We all should have this courage, motivation and confidence with the clear pathway. Nothing is impossible..
Circumstances yes. That is the way an individual would have created this. I think half the women would be liberated if boys from a young age could atleast make tea, maggi and it would be lord divine if they could pressure Cook and make food. Patriarchial attitudes are very difficult to break and women are not allowed to explore their potential. On the ground , Inheritance rights , property etc are issues which will help women have right to economic access and security. Reading this article bought back fond memories of a Japanese story called ” Oshin” on doordarshan if you were a 90s kid. The girl fights poverty and builds an empire for herself by untiring hardwork, I don’t know how many would remember . I used to adore the story as I used to sit and watch with aji. Kolkata is a great city and my time spent living there took me more to my history books than none another. Plassey , Victoria memorial , Bengal famine, murshidabad , belur math. A city of joy trying to breathe on its own but broken. I was elated when I took a tram in 5 taka from shyam bazar to esplanade.
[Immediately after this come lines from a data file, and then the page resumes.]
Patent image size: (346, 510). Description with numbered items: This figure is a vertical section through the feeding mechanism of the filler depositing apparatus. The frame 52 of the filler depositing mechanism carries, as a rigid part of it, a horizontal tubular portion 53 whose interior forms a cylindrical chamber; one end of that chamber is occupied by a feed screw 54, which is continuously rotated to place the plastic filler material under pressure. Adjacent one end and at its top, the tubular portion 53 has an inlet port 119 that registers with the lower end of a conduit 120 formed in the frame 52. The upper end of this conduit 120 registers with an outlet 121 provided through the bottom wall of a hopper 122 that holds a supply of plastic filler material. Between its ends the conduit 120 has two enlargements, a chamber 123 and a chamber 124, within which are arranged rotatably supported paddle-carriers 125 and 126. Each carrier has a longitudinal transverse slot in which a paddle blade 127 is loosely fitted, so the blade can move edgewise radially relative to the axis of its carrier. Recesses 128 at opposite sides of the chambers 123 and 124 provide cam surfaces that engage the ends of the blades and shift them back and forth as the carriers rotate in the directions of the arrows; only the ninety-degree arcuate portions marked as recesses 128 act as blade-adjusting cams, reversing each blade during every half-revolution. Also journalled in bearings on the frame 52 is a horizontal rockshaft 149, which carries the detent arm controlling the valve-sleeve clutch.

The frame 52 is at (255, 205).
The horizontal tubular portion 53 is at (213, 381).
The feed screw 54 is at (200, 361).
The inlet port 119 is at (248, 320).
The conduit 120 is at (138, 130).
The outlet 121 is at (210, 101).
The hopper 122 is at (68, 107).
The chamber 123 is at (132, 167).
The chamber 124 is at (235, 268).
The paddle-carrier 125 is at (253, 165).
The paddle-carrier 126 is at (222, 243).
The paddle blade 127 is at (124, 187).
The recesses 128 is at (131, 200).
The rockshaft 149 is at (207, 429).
And the rickety metro to rabindra sadan. I am sure east India is a difficult wicket and more for women to make on their own. I did brood when I walked on a ” Rash” behari road ( was he the revolutionary or do I pronounce it rosh or he was a Bengali who drove rashly in kalighat ). I shut down these intellectual questions when the lovely pabda sorshe , misthi doi, rajbhog and a long warm langcha ( Bengali sweet) melted and settled in my tummy. Oh where are hand driven cart men I saw in pather panchali.